Well, evolution is the best example I know of where belief is coloring the picture presented to the public. The Dawkins quotes you deleted show him doing what I've seen done many times, which is to state there is vast evidence ("billions of clues") like that evidence supports every bit of Darwinistic theory, and then NOT stating what the evidence doesn't support. It seems to me if we don't have an example of it happening within science, then we are restricted to speaking in hypotheticals.
 Recognitions: Gold Member Staff Emeritus I don't agree that Dawkins is a good example of a person demonstrating "true-believerism" unless you're referring to his work in theology, but this isn't the place to debate that. It's okay to restrict your contention that certain members show traces of scientistic bias in their own thinking by only referring to their thinking. We needn't expand the discussion into the realm of public education and policy. If you must do so, however, I'd prefer you use an example of a scientist holding a belief that was later clearly shown to be in error, rather than contesting claims that are held to by the scientific orthodoxy. This is still primarily an education forum devoted to promoting the scientific orthodoxy, and that includes Dawkins' writings on evolutionary theory. I agree that standard of evidence disputes are covered under the auspices of epistemology and do belong here, but we're treading on delicate territory that is not taken to kindly in these parts when we start to question the standard of evidence for a foundational theory of the life sciences.

## Split From "Epistemological Standards in Theory-Formation"

What exactly is going on?

Recognitions:
Gold Member
Staff Emeritus
 Quote by octelcogopod What exactly is going on?

Beats the H out of me. I'm outa here.

BTW loseyourname, if I'm in your list of overly scientistic posters, that's unfair.
 Recognitions: Gold Member Staff Emeritus I'm not accusing anyone of being overly scientistic, just saying that if Les is going to do so, he doesn't have to bring in examples from outside of the forum. He can just cite what he thinks are the offending posts. Anyway, I'm going to have to clean up all of this, too, for the thread to continue going in its original direction. I'll delete these posts in a few hours or so, but no more discussion on them please. Back to the topic of the thread. Edit: I decided to just move the off-topic posts to feedback, since this is essentially a commentary on why I edited and deleted the initial posts, which is fine to discuss (I do want people to know why), just not as part of the original thread. Besides, it's best not to just delete it since the explanation is primarily for Les and he hasn't read it yet.

Recognitions:
Gold Member
 Quote by loseyourname I don't agree that Dawkins is a good example of a person demonstrating "true-believerism" unless you're referring to his work in theology, but this isn't the place to debate that.
Mr. Dawkins did claim the article found here - http://dir.salon.com/story/news/feat...ins/index.html - that "billions of clues" and "millions of facts" support evolution, and he said it in a way that gives the clear impression the whole of Darwinism is supported by those clues and facts. I have been reading him exclusively lately, and I have yet to see him properly acknowledge what a number of other scientists do, which is that there is no solid evidence that microevolutionary processes are responsible for macroevolution.
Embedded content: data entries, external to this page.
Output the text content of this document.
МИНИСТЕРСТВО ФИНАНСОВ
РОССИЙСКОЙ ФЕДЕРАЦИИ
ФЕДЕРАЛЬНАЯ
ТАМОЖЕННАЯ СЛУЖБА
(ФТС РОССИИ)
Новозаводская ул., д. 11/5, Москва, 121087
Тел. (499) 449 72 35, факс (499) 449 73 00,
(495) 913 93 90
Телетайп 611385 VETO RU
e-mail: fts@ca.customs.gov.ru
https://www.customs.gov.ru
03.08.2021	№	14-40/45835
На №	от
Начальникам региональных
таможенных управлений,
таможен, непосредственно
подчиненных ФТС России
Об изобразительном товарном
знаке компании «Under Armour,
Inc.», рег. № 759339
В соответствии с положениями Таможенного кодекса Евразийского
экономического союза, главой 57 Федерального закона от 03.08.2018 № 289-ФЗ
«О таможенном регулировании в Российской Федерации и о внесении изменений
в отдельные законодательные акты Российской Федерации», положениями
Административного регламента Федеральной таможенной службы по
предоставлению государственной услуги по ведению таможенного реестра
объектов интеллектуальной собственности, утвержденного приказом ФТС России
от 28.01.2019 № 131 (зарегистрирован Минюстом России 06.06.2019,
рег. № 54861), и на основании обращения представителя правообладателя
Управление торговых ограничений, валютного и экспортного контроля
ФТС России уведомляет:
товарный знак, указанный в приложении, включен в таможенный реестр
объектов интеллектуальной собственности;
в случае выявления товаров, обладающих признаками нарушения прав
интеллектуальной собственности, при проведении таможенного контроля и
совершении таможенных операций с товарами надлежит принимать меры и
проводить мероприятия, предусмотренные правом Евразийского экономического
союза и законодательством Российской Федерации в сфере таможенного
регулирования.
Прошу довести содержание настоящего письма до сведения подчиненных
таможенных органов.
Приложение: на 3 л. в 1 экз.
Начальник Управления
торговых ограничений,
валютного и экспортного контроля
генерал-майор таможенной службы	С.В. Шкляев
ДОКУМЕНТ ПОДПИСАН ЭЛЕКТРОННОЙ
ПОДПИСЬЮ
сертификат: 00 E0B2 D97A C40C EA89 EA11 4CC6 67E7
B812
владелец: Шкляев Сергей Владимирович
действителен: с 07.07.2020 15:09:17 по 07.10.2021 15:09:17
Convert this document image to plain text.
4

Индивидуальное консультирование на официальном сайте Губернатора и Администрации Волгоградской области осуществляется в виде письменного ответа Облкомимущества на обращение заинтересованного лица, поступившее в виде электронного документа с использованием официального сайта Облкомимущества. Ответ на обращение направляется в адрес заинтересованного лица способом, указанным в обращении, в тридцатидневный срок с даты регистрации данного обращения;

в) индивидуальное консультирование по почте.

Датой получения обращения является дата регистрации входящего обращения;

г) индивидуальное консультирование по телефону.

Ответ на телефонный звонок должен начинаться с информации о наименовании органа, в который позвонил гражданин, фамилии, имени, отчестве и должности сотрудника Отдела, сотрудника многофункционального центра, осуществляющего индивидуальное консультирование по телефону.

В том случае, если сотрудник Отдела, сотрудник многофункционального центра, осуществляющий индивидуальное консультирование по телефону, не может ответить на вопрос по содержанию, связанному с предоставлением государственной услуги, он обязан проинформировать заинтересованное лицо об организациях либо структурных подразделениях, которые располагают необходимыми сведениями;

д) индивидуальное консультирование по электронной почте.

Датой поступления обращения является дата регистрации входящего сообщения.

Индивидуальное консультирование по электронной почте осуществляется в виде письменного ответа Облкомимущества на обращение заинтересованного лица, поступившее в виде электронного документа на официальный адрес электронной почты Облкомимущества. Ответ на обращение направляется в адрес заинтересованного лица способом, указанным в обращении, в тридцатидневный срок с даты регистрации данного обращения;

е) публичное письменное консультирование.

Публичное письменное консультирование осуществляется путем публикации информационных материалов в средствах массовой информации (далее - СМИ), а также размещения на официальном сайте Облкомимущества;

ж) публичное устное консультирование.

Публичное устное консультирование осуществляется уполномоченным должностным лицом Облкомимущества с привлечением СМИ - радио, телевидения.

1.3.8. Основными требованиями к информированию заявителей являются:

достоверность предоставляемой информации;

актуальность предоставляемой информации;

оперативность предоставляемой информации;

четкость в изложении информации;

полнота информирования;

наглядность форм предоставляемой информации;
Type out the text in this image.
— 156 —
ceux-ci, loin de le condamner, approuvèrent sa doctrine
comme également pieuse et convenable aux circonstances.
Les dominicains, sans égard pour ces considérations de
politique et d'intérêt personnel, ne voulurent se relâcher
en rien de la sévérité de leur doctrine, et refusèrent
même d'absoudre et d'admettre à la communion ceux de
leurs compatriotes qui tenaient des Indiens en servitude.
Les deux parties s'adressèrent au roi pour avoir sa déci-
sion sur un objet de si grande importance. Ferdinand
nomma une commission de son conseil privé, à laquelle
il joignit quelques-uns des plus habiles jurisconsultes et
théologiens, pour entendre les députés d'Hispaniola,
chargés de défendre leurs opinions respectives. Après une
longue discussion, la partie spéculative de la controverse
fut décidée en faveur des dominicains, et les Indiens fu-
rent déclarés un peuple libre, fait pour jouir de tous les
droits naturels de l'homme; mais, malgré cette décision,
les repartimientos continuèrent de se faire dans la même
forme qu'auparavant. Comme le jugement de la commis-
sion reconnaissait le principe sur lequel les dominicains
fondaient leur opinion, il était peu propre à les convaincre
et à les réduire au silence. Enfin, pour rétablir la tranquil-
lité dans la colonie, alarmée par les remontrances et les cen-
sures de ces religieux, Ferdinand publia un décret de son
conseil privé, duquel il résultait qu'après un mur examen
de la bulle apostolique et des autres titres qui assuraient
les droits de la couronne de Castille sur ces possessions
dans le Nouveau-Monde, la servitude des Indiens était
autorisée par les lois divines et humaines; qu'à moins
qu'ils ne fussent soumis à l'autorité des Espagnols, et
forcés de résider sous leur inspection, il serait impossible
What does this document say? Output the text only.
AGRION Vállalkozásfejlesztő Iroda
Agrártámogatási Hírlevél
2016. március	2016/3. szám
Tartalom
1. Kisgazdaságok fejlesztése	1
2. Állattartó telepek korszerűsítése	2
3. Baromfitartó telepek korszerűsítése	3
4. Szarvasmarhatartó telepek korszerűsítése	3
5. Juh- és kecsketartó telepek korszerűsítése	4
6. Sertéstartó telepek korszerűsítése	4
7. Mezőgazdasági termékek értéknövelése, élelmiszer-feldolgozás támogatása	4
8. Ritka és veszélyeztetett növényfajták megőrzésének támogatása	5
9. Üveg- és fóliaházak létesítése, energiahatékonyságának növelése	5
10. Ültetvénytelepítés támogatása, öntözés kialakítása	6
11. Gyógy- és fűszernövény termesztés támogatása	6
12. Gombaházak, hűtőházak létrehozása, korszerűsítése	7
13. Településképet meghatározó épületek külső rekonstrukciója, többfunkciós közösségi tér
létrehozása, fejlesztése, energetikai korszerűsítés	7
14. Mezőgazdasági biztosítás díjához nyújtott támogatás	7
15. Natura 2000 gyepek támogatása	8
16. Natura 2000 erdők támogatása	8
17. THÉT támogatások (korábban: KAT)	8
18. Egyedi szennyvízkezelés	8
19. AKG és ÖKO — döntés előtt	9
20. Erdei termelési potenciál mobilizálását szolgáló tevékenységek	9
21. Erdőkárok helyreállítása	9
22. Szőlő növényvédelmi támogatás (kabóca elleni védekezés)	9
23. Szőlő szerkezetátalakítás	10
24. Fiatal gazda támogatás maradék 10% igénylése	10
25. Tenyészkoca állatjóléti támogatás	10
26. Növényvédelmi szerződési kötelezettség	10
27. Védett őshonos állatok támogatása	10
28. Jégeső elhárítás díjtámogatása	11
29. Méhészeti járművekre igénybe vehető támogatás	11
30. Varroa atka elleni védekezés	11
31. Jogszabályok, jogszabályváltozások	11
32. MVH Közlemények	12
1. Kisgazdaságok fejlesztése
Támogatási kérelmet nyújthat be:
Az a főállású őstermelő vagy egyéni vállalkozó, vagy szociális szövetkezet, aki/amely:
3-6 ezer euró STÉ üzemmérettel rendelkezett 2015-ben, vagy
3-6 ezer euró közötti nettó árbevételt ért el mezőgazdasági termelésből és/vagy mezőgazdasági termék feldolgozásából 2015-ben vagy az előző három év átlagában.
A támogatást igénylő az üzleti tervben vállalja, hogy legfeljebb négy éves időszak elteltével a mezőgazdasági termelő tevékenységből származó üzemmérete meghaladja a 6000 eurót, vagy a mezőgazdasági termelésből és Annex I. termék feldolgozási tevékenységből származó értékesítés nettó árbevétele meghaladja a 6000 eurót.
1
Dawkins is not only a "believer" of the category my thread is highlighting, he is downright fanatical about it. His arrogance isn't limited to antievolutionists either, he is just as condenscending to his own colleagues, Prince Charles, President Clinton, the Dean of Oxford, etc. He thinks he is so "right" that anyone who disagrees with him is automatically treated as a nitwit. In my opinion, he is a perfect example of "believerism" because he believes so strongly he cannot present the evidence in a balanced manner, and he cannot tolerate other views.

So, it seems to me you have gone beyond administering the forum and imposed your views over mine without seeing a need to make your case. Hopefully you don't think you are truly qualified to mentor anybody in philosophy, so I don't know why you have censored me.

 Quote by loseyourname It's okay to restrict your contention that certain members show traces of scientistic bias in their own thinking by only referring to their thinking. We needn't expand the discussion into the realm of public education and policy.
Since when? Anyone who publishes is fair game.

 Quote by loseyourname If you must do so, however, I'd prefer you use an example of a scientist holding a belief that was later clearly shown to be in error, rather than contesting claims that are held to by the scientific orthodoxy.
Why must I wait to criticize illogic, claims that lack evidence, and bias? Even if Mr. Dawkins turns out to be right, that doesn't mean he should have glossed over evidential gaps during the discovery process. It is perfectly proper to question process; in fact, Mr. Dawkins does so himself in his critique of Gould's book "Wonderful Life." Am I to be denied criticizing science exaggerations because it makes people uncomfortable? If I am wrong in my opinion, the correct way to deal with it is to make your case, not censor me.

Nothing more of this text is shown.